Maximum speed on conservative forces problem

[fanie1031]

1. A girl swings on a playground swing in such a way that at her highest point she is 3 m from the ground, while at her lowest point she is 0.5m from the ground. The acceleration of gravity is 9.8m/s^2. What is her maximum speed? Answer in units of m/s.


2. 1/2mVf^2 + mgyf = 1/2mVi^2 + mgyi


I made initial velocity to equal zero.
3. [Vf= (mghi - mghf)/ (1/2m)]^(1/2)

When I do this... I endup square rooting a negative number. What am I doing wrong?

 

[Redbelly98]

What do you use for initial and final height?

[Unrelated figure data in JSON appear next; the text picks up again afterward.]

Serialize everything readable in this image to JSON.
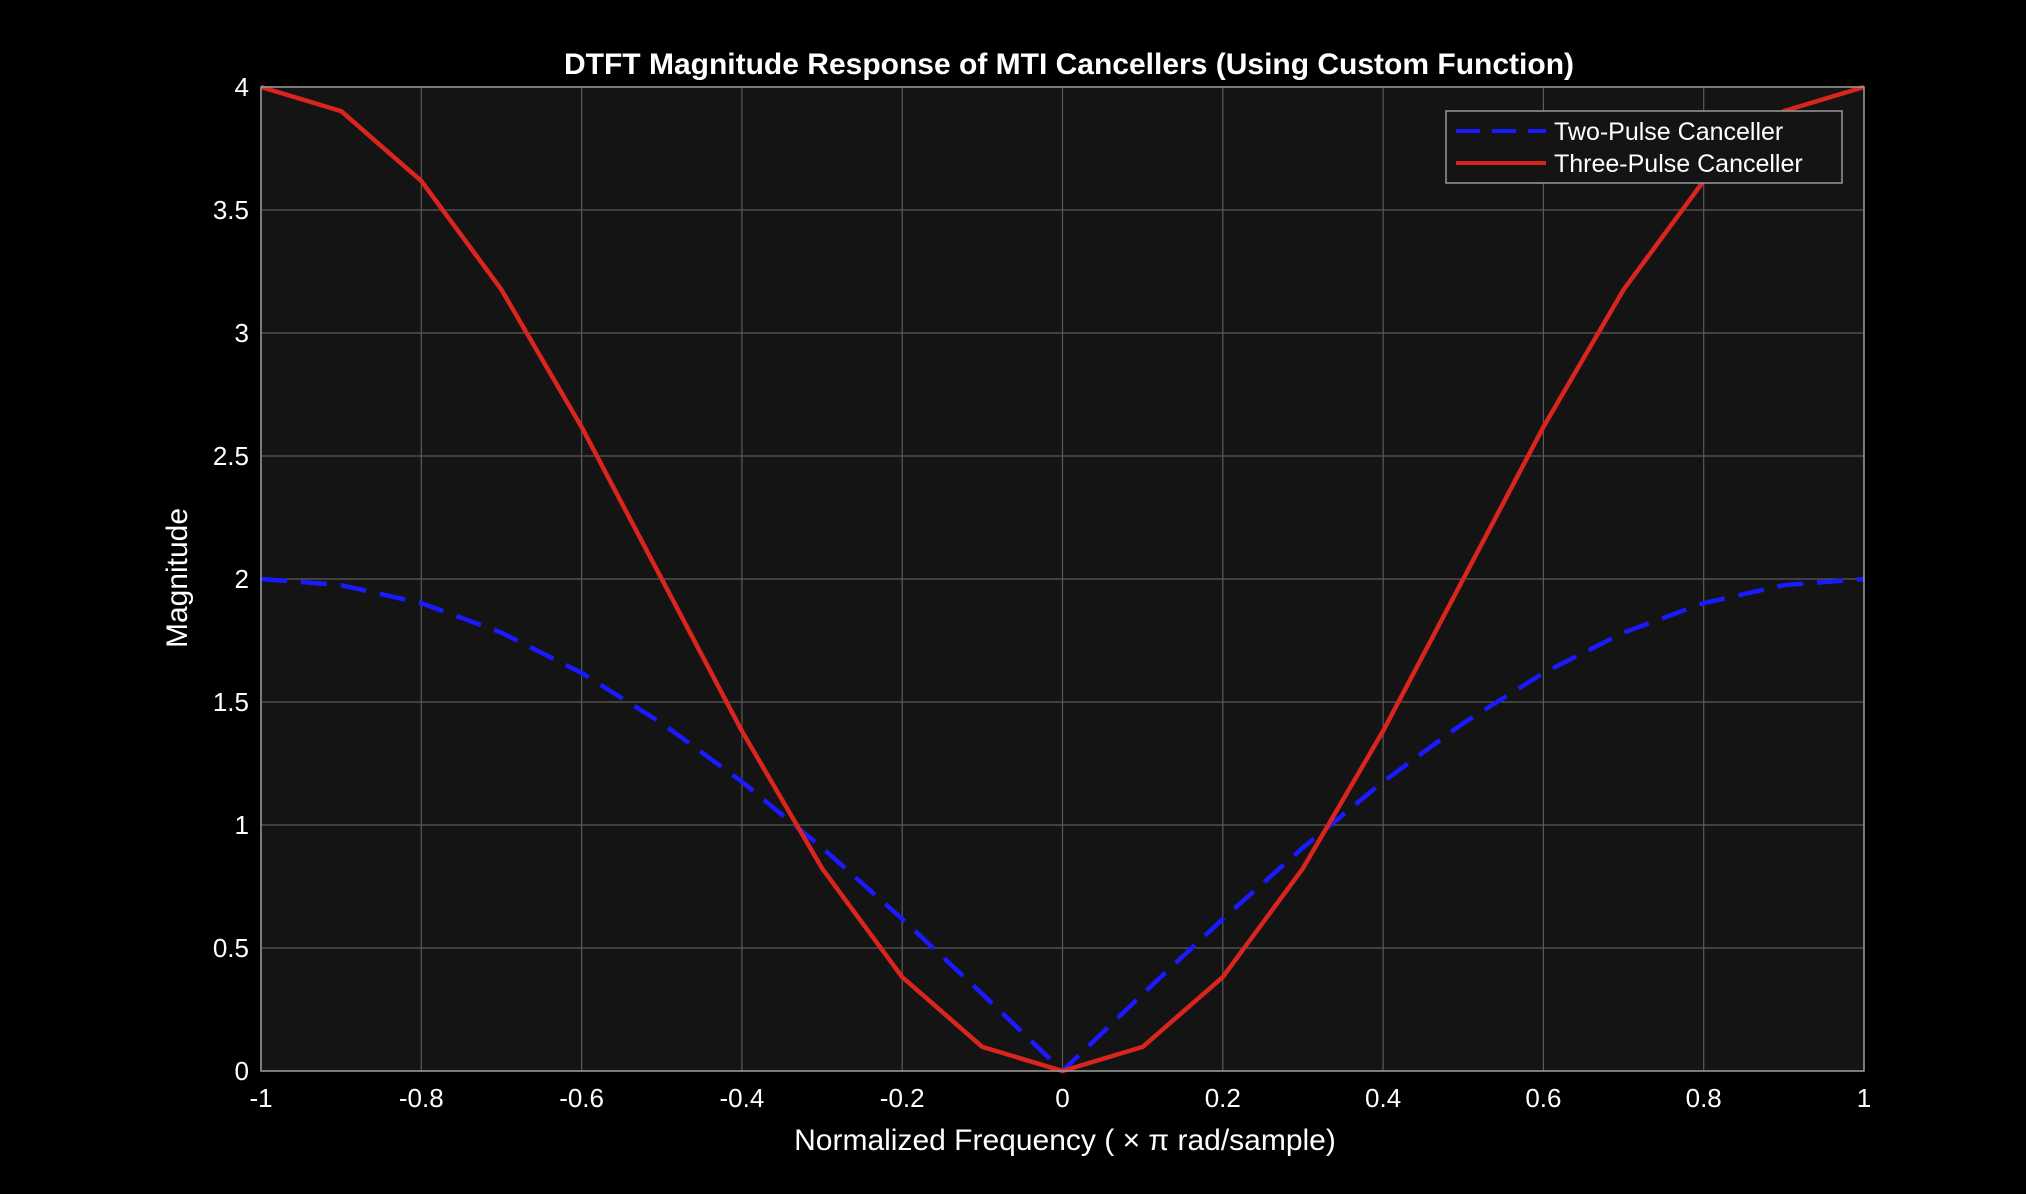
{
  "chart_data": {
    "type": "line",
    "title": "DTFT Magnitude Response of MTI Cancellers (Using Custom Function)",
    "xlabel": "Normalized  Frequency  ( ×  π  rad/sample)",
    "ylabel": "Magnitude",
    "xlim": [
      -1,
      1
    ],
    "ylim": [
      0,
      4
    ],
    "grid": true,
    "legend_position": "top-right",
    "x_ticks": [
      -1,
      -0.8,
      -0.6,
      -0.4,
      -0.2,
      0,
      0.2,
      0.4,
      0.6,
      0.8,
      1
    ],
    "x_tick_labels": [
      "-1",
      "-0.8",
      "-0.6",
      "-0.4",
      "-0.2",
      "0",
      "0.2",
      "0.4",
      "0.6",
      "0.8",
      "1"
    ],
    "y_ticks": [
      0,
      0.5,
      1,
      1.5,
      2,
      2.5,
      3,
      3.5,
      4
    ],
    "y_tick_labels": [
      "0",
      "0.5",
      "1",
      "1.5",
      "2",
      "2.5",
      "3",
      "3.5",
      "4"
    ],
    "x": [
      -1.0,
      -0.9,
      -0.8,
      -0.7,
      -0.6,
      -0.5,
      -0.4,
      -0.3,
      -0.2,
      -0.1,
      0.0,
      0.1,
      0.2,
      0.3,
      0.4,
      0.5,
      0.6,
      0.7,
      0.8,
      0.9,
      1.0
    ],
    "series": [
      {
        "name": "Two-Pulse Canceller",
        "style": "dashed",
        "color": "#1a1aff",
        "values": [
          2.0,
          1.975,
          1.902,
          1.782,
          1.618,
          1.414,
          1.176,
          0.908,
          0.618,
          0.313,
          0.0,
          0.313,
          0.618,
          0.908,
          1.176,
          1.414,
          1.618,
          1.782,
          1.902,
          1.975,
          2.0
        ]
      },
      {
        "name": "Three-Pulse Canceller",
        "style": "solid",
        "color": "#d9251d",
        "values": [
          4.0,
          3.902,
          3.618,
          3.176,
          2.618,
          2.0,
          1.382,
          0.824,
          0.382,
          0.098,
          0.0,
          0.098,
          0.382,
          0.824,
          1.382,
          2.0,
          2.618,
          3.176,
          3.618,
          3.902,
          4.0
        ]
      }
    ]
  },
  "colors": {
    "figure_background": "#000000",
    "axes_background": "#141414",
    "grid": "#5a5a5a",
    "axes_border": "#9a9a9a",
    "text": "#ffffff"
  }
}
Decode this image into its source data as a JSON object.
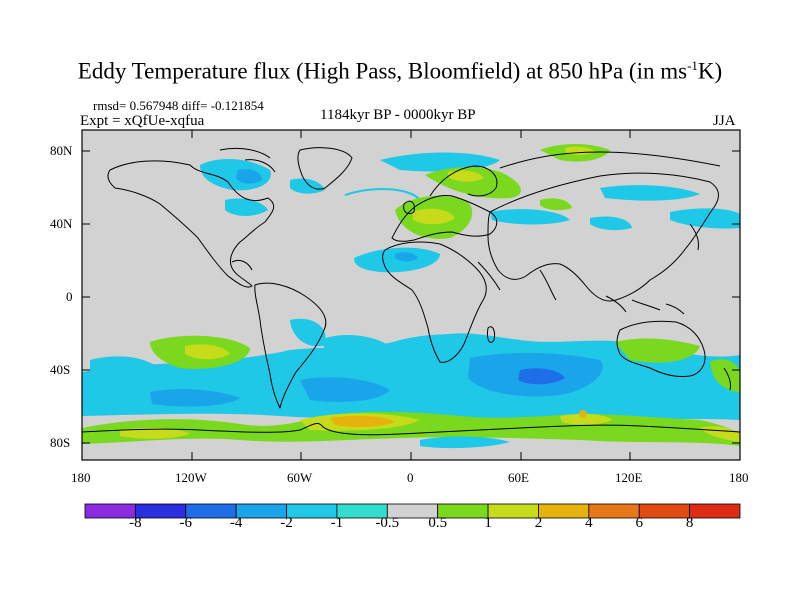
{
  "title": {
    "main": "Eddy Temperature flux (High Pass, Bloomfield) at 850 hPa (in ms",
    "superscript": "-1",
    "unit_tail": "K)"
  },
  "stats": "rmsd= 0.567948 diff= -0.121854",
  "experiment": "Expt = xQfUe-xqfua",
  "period": "1184kyr BP - 0000kyr BP",
  "season": "JJA",
  "axes": {
    "y_labels": [
      "80N",
      "40N",
      "0",
      "40S",
      "80S"
    ],
    "x_labels": [
      "180",
      "120W",
      "60W",
      "0",
      "60E",
      "120E",
      "180"
    ]
  },
  "colorbar": {
    "labels": [
      "-8",
      "-6",
      "-4",
      "-2",
      "-1",
      "-0.5",
      "0.5",
      "1",
      "2",
      "4",
      "6",
      "8"
    ],
    "colors": [
      "#8a2be2",
      "#2a2fe0",
      "#1e6ee8",
      "#1aa4ea",
      "#1ec8e6",
      "#34dcd0",
      "#d2d2d2",
      "#7ad81e",
      "#c6dc1a",
      "#e6b20e",
      "#e6781a",
      "#e24a14",
      "#dc2c14"
    ]
  }
}
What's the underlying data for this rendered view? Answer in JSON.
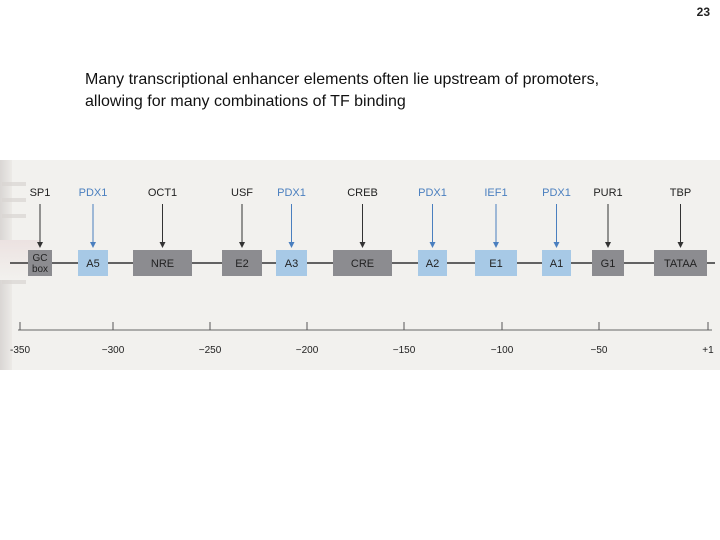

Is the velocity actually zero at the initial height?

 

[fanie1031]

I'm using .5 as her initial height and 3 as her final height. Is that my problem? And velocity... I just assumed... that may be wrong. (Thanks for the quick reply by the way!)

 

[fanie1031]

OOh I got it! I did this:

v=[2(gVi-gVf)]^(1/2)

You sparked my thinking. Thank you.

 

[WHarmon]

The problem mentions nothing about air resistance so we can assume that our forces our conservative. This meas that the sum of your forces at position 1 (her highest point) is equal to the sum of the forces at position 2 (her lowest point).

KE1 + PE1 = KE2 + PE2

You can elimitate your KE1 because at her highest point the girls velocity is 0.

This leaves us with PE1 = KE2 + PE2 We expand this formula to:

mgh1 = (1/2)m[v(squared)] + mgh2

this can be simplified by canceling out all of your masses.

gh1 = (1/2)[v(squared)] + gh2

Now just plug in your values and solve for your velocity.

Edit: Nevermind, you beat me to it.

 

[fanie1031]

Oh thank you for going ahead and writting up the solution.